Конечно, Хрущеву, придя к власти, следовало бы все следственные дела уничтожить. Но, по-видимому, он был не настолько прозорлив. В последнее время информация, содержащаяся в этих строго охраняемых папках, все-таки стала просачиваться на поверхность. Так, были опубликованы показания Тухачевского на следствии — не заранее заготовленные, залитые кровью листки, на которых дрожащей рукой выведена подпись, как представляется по рассказам о том жутком времени. Со страницы на страницу кочует леденящее душу заключение Центральной судебно-медицинской лаборатории Военно-медицинского управления Министерства обороны СССР от 28 июня 1956 года. «…В пятнах и мазках на листках 165, 166 дела № 967581 обнаружена кровь… Некоторые пятна крови имеют форму восклицательного знака. Такая форма пятен крови наблюдается обычно при попадании крови с предмета, находящегося в движении, или при попадании крови на поверхность под углом…» Правда, известный исследователь Г. Смирнов несколько разочаровывает любителей ужасного: «…невдомек читателю с разыгравшимся воображением… что в следственном деле Тухачевского нет показаний, написанных рукой следователя и лишь подписанных Михаилом Николаевичем, а есть показания, написанные его собственной рукой на 143 страницах! Показания аккуратно разделены на несколько глав, с подпунктами, исправлениями и вставками. Написаны они четким, ровным почерком со всеми знаками препинания, абзацами и примечаниями. В них подследственный поэтапно и скрупулезно вскрывает мельчайшие детали заговора, выдумать которые не смог бы ни один следователь. Что же касается кошмарных пятен крови, да еще „имеющих форму восклицательного знака“, то они действительно есть, но не на собственноручных показаниях Тухачевского, а на третьем экземпляре машинописной копии».
Если бы опубликовали подлинные следственные дела самого маршала и еще двух-трех десятков осужденных по делу о военном заговоре, думаем, это изрядно скорректировало бы наши представления о том времени. А также их можно было бы сравнить между собой и вычленить некое рациональное зерно, проследив, как развивался заговор на самом деле. Но это все пока что мечты, и мы имеем только опубликованное признание самого Тухачевского — напоминаем, собственноручно написанное. Маршал рисует следующую картину.

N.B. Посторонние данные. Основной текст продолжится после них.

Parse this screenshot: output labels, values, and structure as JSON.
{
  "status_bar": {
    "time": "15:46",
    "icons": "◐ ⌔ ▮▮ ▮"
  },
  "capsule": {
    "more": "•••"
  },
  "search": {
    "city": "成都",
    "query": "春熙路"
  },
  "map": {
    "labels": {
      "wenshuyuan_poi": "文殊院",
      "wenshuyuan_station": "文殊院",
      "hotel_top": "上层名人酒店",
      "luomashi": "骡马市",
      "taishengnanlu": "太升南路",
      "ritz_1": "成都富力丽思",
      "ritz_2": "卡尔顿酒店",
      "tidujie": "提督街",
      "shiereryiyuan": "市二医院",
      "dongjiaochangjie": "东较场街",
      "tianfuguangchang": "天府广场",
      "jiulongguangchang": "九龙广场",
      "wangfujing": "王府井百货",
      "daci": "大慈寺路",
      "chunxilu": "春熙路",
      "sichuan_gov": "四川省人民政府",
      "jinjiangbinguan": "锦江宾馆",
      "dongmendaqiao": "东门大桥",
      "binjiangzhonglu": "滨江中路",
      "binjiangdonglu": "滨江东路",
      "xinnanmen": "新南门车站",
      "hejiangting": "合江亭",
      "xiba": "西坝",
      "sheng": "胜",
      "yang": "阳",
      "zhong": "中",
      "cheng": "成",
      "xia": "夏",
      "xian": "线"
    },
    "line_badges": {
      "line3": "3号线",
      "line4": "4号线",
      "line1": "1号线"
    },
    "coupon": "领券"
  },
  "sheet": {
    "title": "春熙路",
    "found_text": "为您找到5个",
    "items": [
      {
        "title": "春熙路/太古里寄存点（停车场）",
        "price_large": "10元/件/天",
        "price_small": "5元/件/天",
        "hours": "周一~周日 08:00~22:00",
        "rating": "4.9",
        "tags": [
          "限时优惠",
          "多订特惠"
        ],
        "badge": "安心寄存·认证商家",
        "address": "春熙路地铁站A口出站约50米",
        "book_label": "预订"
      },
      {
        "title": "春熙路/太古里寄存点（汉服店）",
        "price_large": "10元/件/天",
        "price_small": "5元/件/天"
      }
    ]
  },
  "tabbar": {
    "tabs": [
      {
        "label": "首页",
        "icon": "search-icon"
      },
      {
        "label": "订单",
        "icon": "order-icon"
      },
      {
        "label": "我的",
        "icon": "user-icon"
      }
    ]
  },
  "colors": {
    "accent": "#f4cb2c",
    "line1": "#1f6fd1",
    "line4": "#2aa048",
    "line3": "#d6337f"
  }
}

Еще в середине 20-х годов установил контакты с представителями немецкого рейхсвера и с польским коммунистом Домбалем (которого позднее обвиняли в том, что он был резидентом польской разведки в СССР). Эти контакты, судя по показаниям Тухачевского, не были сколько-нибудь серьезными. Однако в 1928 году, после своего скандального снятия с должности начальника штаба РККА, он активизировался. Это и понятно — обидели человека! Мечтал о верховном армейском руководстве, а попал в военный округ, да еще и не столичный!
Он так и пишет об этом: «Будучи недоволен своим положением и отношением ко мне со стороны руководства армией, я стал искать связи с толмачевцами» (толмачевцы — представители военной оппозиции в армии, в основном среди политсостава, проявившейся как раз в это время. Свое название они получили по наименованию своей альма-матер — Военно-политической академии имени Толмачева). В это время он связался и с тремя командирами — Марголиным, Туровским и Зюком. А Туровский, в то время командир дивизии, был правой рукой и ближайшим другом лидера армейских троцкистов Примакова.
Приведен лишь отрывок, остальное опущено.